L’histoire de Mandela ramène à ces années où, lycéen, étudiant, on luttait, à sa façon contre le régime inique de ségrégation raciale d’Afrique du Sud. A Londres, pendant des années, deux manifestants se sont relayés jour et nuit, tous les jours, pour brandir une banderole devant l’ambassade d’Afrique du sud. A Paris, on se pressait dans les petites salles du quartier Latin, pour voir le film «

La Dernière

tombe à Dimbaza ». Mon professeur, Jean-Marie Floch nous poussait à aller le voir, ce qui lui a valu des ennuis de la part de l’administration. Et puis, on est passé à la vitesse supérieure : le boycott de l’Afrique du Sud. Pendant ce temps, nous parvenaient sur les écrans de tv ces images des ces affreux blindés hauts sur roue utilisés par la police anti-émeute. Quand on voyageait, on était surpris de constater que tous les voyageurs connaissaient la situation là-bas. Certains en revenaient. Partout nous échangions nos impressions du concert de Wembley retransmis dans le monde entier (à l’exception des dictatures bien entendu).

http://www.dailymotion.com/video/x3xb8_simple-minds-mandela-day_music

 

nelsonAlors, quand on voit que ce type, pour lequel nous avons manifesté, pris des coups, parfois, est finalement sorti de prison après 27 années, est devenu président de son pays, est le héros d’un film, on éprouve un petit vertige et surtout un grand soulagement. Nelson Mandela est devenu l’un des personnages les plus importants du siècle dernier. Réconcilier deux peuples qui se sont affrontés sévèrement pendant des dizaines d’années, deux peuples qui se sont méprisés n’est pas une mince affaire. Que l’on songe aux conflits ethniques ou simplement linguistiques qui n’en finissent pas y compris aux portes de chez nous. Je pense à

la Belgique

mais ce n’est pas le plus grave car c’est un pays de tradition démocratique.

 

Parlant de réconciliation, je me souviens que, à la suite d’un reportage sur l’Afrique du Sud, diffusé à la télévision en 1988 ou 89, j’avais dit qu’il y avait de l’espoir. Pour moi, deux peuples qui chantaient –ainsi que les voyait à plusieurs reprises dans ce reportage –finiraient par s’entendre. On m’avait ri au nez.
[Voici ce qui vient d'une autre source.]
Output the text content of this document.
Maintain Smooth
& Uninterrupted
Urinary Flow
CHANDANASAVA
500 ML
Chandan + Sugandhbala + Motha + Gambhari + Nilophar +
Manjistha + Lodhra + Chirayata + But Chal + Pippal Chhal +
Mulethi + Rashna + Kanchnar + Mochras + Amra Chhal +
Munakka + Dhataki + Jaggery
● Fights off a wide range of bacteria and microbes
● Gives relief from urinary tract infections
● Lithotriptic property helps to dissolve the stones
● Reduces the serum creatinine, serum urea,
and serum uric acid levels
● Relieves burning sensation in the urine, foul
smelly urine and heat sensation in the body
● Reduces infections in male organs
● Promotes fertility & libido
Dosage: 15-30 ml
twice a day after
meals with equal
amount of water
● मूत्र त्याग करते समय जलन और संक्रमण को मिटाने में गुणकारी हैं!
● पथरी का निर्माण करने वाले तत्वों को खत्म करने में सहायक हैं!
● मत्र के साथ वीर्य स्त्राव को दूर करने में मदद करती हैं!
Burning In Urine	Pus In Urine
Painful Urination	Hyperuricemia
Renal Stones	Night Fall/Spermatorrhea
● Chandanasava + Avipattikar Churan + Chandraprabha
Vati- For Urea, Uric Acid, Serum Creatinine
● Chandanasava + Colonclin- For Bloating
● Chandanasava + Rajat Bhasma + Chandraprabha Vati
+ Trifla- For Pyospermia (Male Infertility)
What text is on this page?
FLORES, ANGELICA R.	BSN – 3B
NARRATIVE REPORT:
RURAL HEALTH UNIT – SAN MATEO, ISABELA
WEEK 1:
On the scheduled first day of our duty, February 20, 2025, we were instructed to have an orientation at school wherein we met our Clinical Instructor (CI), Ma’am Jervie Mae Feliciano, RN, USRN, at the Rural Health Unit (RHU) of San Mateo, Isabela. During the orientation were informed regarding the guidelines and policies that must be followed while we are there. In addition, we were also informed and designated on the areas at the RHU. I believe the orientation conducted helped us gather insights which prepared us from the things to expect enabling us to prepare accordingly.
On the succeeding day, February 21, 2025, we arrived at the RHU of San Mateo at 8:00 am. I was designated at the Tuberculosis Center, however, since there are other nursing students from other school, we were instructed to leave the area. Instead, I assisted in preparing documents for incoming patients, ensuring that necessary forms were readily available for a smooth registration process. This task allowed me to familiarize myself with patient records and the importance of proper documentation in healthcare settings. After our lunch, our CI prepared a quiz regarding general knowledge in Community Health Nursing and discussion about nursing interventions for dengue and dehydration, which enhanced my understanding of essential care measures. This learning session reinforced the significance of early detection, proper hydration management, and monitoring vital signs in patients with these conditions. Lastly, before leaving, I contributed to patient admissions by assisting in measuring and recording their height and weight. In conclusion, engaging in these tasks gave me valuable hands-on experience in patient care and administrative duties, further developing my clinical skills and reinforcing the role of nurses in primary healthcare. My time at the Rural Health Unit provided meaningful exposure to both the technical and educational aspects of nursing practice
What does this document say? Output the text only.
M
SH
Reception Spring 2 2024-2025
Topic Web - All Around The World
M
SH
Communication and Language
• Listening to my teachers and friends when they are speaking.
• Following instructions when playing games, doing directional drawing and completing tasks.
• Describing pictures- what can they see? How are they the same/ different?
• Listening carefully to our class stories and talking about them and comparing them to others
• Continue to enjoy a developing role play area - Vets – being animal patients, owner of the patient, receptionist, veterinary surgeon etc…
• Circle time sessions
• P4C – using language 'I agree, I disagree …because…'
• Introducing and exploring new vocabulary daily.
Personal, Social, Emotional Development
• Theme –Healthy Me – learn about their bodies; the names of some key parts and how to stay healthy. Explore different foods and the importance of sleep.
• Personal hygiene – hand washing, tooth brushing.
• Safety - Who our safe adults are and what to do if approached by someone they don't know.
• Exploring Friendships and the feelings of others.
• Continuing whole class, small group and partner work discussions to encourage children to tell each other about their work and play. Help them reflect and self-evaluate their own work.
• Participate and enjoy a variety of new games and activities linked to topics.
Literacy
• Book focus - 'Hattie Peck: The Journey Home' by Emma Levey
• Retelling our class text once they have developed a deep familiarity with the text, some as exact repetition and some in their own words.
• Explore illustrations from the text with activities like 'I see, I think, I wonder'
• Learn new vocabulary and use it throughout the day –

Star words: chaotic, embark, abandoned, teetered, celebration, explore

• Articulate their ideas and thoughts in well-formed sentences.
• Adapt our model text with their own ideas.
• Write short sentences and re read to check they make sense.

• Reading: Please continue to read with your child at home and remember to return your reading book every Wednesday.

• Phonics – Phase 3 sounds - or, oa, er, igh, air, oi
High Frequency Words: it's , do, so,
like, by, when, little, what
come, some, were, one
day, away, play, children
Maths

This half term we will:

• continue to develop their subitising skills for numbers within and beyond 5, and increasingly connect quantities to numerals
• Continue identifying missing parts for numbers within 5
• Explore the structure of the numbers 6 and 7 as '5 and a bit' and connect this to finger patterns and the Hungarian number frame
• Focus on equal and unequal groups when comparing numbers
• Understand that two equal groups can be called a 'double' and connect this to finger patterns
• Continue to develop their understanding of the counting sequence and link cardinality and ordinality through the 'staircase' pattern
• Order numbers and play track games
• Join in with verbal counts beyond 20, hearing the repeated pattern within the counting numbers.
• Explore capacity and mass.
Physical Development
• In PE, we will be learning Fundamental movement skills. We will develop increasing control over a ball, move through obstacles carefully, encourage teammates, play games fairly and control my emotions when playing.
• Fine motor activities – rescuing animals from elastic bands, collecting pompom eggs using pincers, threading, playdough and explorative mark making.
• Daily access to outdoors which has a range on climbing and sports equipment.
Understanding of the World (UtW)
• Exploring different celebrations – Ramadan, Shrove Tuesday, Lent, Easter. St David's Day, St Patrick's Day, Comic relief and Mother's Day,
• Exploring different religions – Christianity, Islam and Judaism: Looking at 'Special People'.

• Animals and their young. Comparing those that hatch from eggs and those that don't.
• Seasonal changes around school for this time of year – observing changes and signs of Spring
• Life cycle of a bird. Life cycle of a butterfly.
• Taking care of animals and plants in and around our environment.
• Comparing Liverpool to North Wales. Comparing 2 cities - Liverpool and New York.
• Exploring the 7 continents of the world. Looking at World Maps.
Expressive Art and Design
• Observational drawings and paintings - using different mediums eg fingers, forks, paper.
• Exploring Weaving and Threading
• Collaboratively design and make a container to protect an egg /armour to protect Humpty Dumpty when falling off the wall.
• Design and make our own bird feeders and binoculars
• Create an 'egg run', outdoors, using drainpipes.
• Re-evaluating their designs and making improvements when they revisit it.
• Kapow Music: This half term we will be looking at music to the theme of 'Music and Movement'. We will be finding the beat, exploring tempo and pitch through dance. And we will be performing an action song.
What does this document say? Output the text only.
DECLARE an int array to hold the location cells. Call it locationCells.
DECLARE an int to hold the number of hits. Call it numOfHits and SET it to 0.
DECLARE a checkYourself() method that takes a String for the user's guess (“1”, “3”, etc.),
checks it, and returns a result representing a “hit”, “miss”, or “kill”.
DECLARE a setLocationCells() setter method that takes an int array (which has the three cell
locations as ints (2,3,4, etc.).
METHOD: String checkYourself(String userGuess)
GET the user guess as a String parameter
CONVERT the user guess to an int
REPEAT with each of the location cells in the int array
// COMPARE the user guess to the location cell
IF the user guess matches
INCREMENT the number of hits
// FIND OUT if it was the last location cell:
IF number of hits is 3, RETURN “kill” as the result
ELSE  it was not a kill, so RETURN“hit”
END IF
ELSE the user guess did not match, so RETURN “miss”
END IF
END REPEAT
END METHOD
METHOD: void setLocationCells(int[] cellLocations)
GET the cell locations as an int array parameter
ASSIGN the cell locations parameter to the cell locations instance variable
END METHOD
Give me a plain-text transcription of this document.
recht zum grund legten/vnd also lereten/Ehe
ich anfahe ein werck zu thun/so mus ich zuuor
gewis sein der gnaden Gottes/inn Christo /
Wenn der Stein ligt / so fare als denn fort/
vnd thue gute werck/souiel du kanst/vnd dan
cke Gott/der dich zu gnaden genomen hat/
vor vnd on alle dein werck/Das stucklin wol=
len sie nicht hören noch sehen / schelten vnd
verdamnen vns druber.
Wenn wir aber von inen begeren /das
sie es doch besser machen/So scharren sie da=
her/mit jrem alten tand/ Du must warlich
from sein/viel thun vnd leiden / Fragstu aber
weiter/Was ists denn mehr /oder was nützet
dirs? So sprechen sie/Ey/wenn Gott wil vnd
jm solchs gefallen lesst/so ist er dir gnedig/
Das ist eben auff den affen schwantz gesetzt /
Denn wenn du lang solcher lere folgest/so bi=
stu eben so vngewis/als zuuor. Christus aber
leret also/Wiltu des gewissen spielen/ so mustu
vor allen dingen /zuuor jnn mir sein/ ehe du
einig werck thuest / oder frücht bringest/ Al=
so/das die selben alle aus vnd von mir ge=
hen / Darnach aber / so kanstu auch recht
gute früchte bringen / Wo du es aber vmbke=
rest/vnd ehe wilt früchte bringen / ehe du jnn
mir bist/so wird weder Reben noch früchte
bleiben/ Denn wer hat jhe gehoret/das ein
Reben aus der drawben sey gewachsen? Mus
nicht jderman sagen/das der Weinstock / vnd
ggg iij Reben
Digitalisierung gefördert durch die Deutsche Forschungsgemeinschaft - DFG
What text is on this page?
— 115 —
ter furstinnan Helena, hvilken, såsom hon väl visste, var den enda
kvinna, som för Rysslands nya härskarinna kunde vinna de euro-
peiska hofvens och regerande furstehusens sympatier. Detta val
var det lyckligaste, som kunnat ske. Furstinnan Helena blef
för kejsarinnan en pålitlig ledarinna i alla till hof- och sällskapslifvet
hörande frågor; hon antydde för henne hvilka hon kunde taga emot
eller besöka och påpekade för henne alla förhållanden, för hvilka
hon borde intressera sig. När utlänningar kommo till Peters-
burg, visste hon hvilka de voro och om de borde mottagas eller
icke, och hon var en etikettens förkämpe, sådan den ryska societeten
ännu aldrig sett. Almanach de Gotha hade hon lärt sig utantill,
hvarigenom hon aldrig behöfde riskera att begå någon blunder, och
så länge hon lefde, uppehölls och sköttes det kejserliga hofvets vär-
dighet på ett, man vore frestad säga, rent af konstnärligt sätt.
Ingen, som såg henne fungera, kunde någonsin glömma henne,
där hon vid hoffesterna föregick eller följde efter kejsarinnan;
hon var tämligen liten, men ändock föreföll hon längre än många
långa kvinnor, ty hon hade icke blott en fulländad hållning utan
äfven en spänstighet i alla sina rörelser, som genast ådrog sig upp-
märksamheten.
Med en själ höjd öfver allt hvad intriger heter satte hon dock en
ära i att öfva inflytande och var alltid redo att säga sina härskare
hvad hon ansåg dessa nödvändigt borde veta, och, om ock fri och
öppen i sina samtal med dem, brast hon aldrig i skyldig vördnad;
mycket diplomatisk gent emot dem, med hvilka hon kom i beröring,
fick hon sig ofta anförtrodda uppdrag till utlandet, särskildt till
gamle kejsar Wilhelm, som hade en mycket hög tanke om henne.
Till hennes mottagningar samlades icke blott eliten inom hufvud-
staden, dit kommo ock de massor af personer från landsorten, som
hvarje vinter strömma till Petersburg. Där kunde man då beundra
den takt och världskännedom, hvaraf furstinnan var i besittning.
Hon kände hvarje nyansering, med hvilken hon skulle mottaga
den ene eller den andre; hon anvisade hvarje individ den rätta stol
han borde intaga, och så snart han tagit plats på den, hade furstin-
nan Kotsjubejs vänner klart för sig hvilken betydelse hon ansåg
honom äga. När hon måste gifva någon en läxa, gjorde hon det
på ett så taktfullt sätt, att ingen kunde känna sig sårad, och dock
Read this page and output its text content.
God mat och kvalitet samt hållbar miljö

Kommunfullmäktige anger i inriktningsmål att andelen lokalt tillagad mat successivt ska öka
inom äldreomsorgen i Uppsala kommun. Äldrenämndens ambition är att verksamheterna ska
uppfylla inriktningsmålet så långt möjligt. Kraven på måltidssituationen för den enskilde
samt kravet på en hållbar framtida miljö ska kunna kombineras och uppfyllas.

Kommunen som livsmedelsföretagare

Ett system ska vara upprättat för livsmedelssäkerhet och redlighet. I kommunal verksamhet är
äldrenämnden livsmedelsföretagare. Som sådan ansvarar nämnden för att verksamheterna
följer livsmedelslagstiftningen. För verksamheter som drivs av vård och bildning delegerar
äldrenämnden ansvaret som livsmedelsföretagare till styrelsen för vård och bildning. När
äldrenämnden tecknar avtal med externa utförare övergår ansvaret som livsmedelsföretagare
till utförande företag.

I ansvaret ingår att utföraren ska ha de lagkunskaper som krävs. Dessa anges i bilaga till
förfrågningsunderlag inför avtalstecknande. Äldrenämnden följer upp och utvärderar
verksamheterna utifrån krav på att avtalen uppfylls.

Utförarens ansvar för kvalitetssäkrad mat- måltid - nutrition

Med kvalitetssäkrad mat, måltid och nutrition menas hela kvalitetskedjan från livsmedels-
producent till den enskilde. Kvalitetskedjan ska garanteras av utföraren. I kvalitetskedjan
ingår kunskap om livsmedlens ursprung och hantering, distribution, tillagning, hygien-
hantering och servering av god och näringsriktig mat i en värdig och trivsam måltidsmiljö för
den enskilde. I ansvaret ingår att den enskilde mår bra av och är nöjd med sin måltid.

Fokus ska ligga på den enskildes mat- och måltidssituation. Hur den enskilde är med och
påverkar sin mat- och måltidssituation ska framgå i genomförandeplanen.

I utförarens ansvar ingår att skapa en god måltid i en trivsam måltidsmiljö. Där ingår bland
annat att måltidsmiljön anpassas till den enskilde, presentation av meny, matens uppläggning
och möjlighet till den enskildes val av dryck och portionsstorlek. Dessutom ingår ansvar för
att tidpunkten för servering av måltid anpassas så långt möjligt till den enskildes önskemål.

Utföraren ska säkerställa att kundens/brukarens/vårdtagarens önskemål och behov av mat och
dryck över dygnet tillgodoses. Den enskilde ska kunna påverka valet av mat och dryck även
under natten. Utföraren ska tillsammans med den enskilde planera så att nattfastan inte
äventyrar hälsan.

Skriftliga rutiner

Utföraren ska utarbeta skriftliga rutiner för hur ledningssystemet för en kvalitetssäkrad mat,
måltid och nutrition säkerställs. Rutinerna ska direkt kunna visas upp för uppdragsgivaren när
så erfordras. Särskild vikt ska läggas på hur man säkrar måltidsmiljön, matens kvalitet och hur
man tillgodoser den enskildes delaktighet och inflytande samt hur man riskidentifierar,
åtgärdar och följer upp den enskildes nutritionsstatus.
Comment mentionner un détail aussi insignifiant et en faire un argument pour expliquer une improbable réconciliation ? A cette époque, l’idée simpliste mais très répandue parmi les adversaires de l’apartheid consistait à préconiser le départ de la minorité blanche. Pour aller où ? mais en Angleterre, bien sûr ! Il était impossible de faire comprendre que les Blancs en question n’étaient pas anglais mais hollandais et qu’ils étaient installés depuis le 17ième siècle, comme les Zoulous, d’ailleurs.

afrique_du_sud_2010

Tout cela est oublié et c’est tant mieux. L’Afrique du Sud s’apprête à accueillir, cette année, une autre Coupe du Monde, celle de football, le sport roi de la majorité noire de ce pays.

 

Enfin, Invictus m’a rappelé aussi un événement douloureux et personnel. A l’issue de cette rencontre que j’ai regardée à la tv en 1995, je suis allé rendre visite à mon ami Serge que je savais mal en point à ce moment. C’était la première fois que je le trouvais étendu par terre, sans force pour se lever. Emmené d’urgence à l’hôpital par les pompiers, je découvrais à cette occasion le prix de l’amitié. Je découvrais aussi la solidarité spontanée de tous ses amis : l’un proposant un pyjama et une serviette, l’autre d’aller acheter des produits pour la toilette, l’autre encore de prendre sa petite chienne en pension pendant qu’un autre se chargeait d’acheter des croquettes, un autre encore d’emmener dans sa voiture ceux qui ne pouvaient se déplacer facilement. Comme très souvent, la petite histoire rencontre la grande Histoire.